Esto no significa que Misericordia no hable de nada, que se niegue a mirar al mundo o que sólo esté interesada por el juego que las imágenes le ofrecen. Guiraudie apuesta por convertir la totalidad de la obra en el claro síntoma de la crispación que impide el diálogo —verbal, corporal, afectivo, sexual— entre sus personajes: los constantes cambios formales, la heterogeneidad de estilos y géneros que conforman la película no funciona sino como la clara traslación visual de la desesperación provocada por ese contradictorio estado en el que se mezclan la sensación de estancamiento con la futilidad de un movimiento inerte, estéril, cuya mera existencia sólo es capaz de generar angustia. Ese no poder cambiar una situación vital que no les produce más que dolor, ese intentar escapar de una rutina que los asfixia, es lo que genera el estado de frustración que los embarga y les impide ver más allá de su sombra. La incomunicación que los separa se levanta entre la tierra quemada de cada secuencia y convierte los diálogos en el esbozo de un anhelo imposible: una amistad, una despedida, un abrazo, un deseo que jamás alcanza a tomar cuerpo en la realidad; no hay ningún acercamiento que, sin estar definido por la hostilidad, no se vea interrumpido por el carácter vampírico del esquema vital en el que se encuentran insertadas las criaturas de Guiraudie. Mientras Jérémie y compañía agonizan en un charco menguante, rechazados por unos espacios interiores que se niegan a ser refugio, desesperados por huir de unos exteriores que invocan la angustia que la imposibilidad para llevar la vida que deseaban les produce, Misericordia se tiñe de los colores intermedios de una comedia policial eminentemente ambigua.

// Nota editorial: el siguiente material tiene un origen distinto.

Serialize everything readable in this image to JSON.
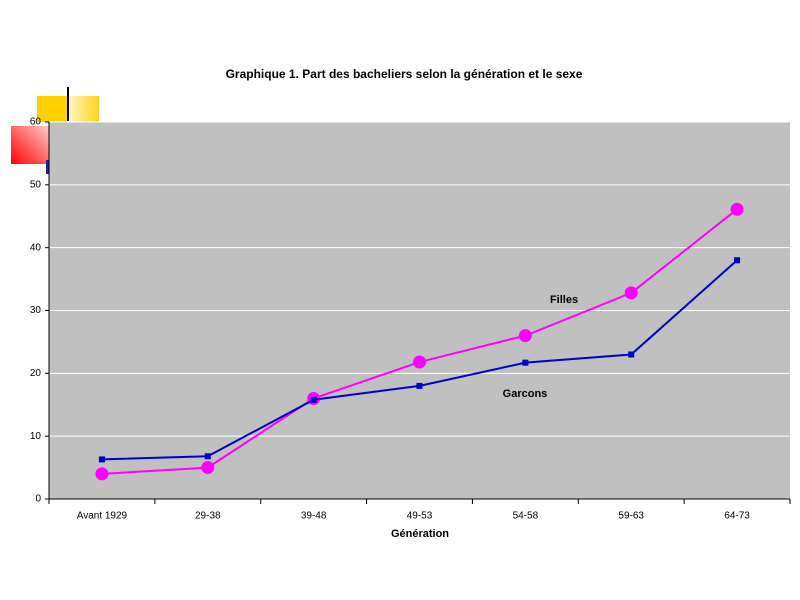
{
  "chart_data": {
    "type": "line",
    "title": "Graphique 1. Part des bacheliers selon la génération et le sexe",
    "x_label": "Génération",
    "categories": [
      "Avant 1929",
      "29-38",
      "39-48",
      "49-53",
      "54-58",
      "59-63",
      "64-73"
    ],
    "series": [
      {
        "name": "Filles",
        "color": "#ff00ff",
        "marker": "circle",
        "values": [
          4,
          5,
          16,
          21.8,
          26,
          32.8,
          46.1
        ]
      },
      {
        "name": "Garcons",
        "color": "#0000cc",
        "marker": "square",
        "values": [
          6.3,
          6.8,
          15.8,
          18,
          21.7,
          23,
          38
        ]
      }
    ],
    "ylim": [
      0,
      60
    ],
    "yticks": [
      0,
      10,
      20,
      30,
      40,
      50,
      60
    ],
    "grid": true
  }
}
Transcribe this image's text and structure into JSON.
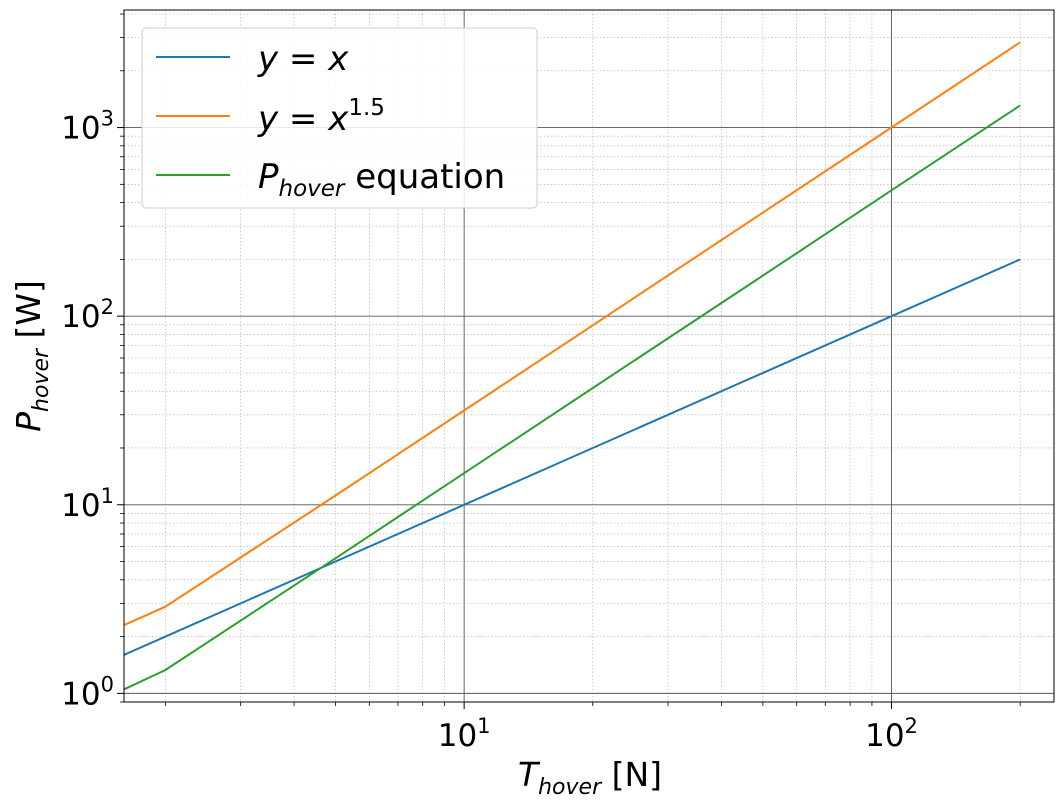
{
  "chart_data": {
    "type": "line",
    "xscale": "log",
    "yscale": "log",
    "xlim": [
      1.6,
      240
    ],
    "ylim": [
      0.9,
      4200
    ],
    "grid": {
      "major": true,
      "minor": true
    },
    "legend_position": "top-left",
    "xlabel": {
      "var": "T",
      "sub": "hover",
      "unit": " [N]"
    },
    "ylabel": {
      "var": "P",
      "sub": "hover",
      "unit": " [W]"
    },
    "x_ticks": [
      {
        "value": 10,
        "base": "10",
        "exp": "1"
      },
      {
        "value": 100,
        "base": "10",
        "exp": "2"
      }
    ],
    "y_ticks": [
      {
        "value": 1,
        "base": "10",
        "exp": "0"
      },
      {
        "value": 10,
        "base": "10",
        "exp": "1"
      },
      {
        "value": 100,
        "base": "10",
        "exp": "2"
      },
      {
        "value": 1000,
        "base": "10",
        "exp": "3"
      }
    ],
    "series": [
      {
        "name": "y = x",
        "color": "#1f77b4",
        "points": [
          [
            1.6,
            1.6
          ],
          [
            2,
            2
          ],
          [
            5,
            5
          ],
          [
            10,
            10
          ],
          [
            20,
            20
          ],
          [
            50,
            50
          ],
          [
            100,
            100
          ],
          [
            200,
            200
          ]
        ]
      },
      {
        "name": "y = x^1.5",
        "color": "#ff7f0e",
        "points": [
          [
            1.6,
            2.3
          ],
          [
            2,
            2.88
          ],
          [
            5,
            11.2
          ],
          [
            10,
            31.6
          ],
          [
            20,
            89.4
          ],
          [
            50,
            354
          ],
          [
            100,
            1000
          ],
          [
            200,
            2830
          ]
        ]
      },
      {
        "name": "P_hover equation",
        "color": "#2ca02c",
        "points": [
          [
            1.6,
            1.05
          ],
          [
            2,
            1.33
          ],
          [
            5,
            5.2
          ],
          [
            10,
            14.7
          ],
          [
            20,
            41.6
          ],
          [
            50,
            164
          ],
          [
            100,
            465
          ],
          [
            200,
            1310
          ]
        ]
      }
    ]
  },
  "legend": {
    "entries": [
      {
        "color": "#1f77b4",
        "parts": [
          "y = x"
        ]
      },
      {
        "color": "#ff7f0e",
        "parts": [
          "y = x",
          "1.5"
        ]
      },
      {
        "color": "#2ca02c",
        "parts": [
          "P",
          "hover",
          " equation"
        ]
      }
    ]
  }
}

Ni siquiera el tono de las imágenes opera atendiendo a los estados emocionales de los protagonistas: la desvinculación entre los diferentes elementos de la cinta es total. Entra entonces en escena el habitual espejo que el director utiliza para reflectar los fotogramas sobre la realidad exterior de la pantalla. Algunas de las estructuras que definen el devenir de la actualidad desaparecen en el cine de Guiraudie, abriendo un vacío que, a través de la absorción de actitudes, gestos y lenguajes violentos, moralistas, oscurantistas o cínicos, enfatiza el carácter ilógico de los mismos. En el cine del autor de Rester vertical, por poner el ejemplo más claro, la sexualidad está completamente liberada: no hay odios que la opriman ni existe un sistema heteropatriarcal que castigue la diversidad. Es precisamente desde ahí, desde el gran abismo que se abre entre la película y el mundo, desde el contraste que surge entre la imagen y la sala donde es observada, desde donde el director construye el discurso de sus películas. Lo mismo sucede con el concepto de misericordia que le da nombre a la cinta, y que aquí aparece desprovisto de la retórica católica y condescendiente con la que los sacerdotes lo han cargado a lo largo de los siglos. Son constantes los primeros planos que Guiraudie le dedica al rostro del cura del pueblo; en ellos, siempre aparece observando a Jérémie. Su mirada, sin embargo, no enjuicia al personaje, ni siquiera cuando está siendo interrogando por un par de agentes de la policía que le consideran el principal responsable de un asesinato. Jérémie es culpable y el cura lo sabe desde el principio, pero jamás lo mira con superioridad ni le da lecciones de ética, en parte porque está perdidamente enamorado de él, en parte porque hace gala de un humanismo muy infrecuente entre los suyos.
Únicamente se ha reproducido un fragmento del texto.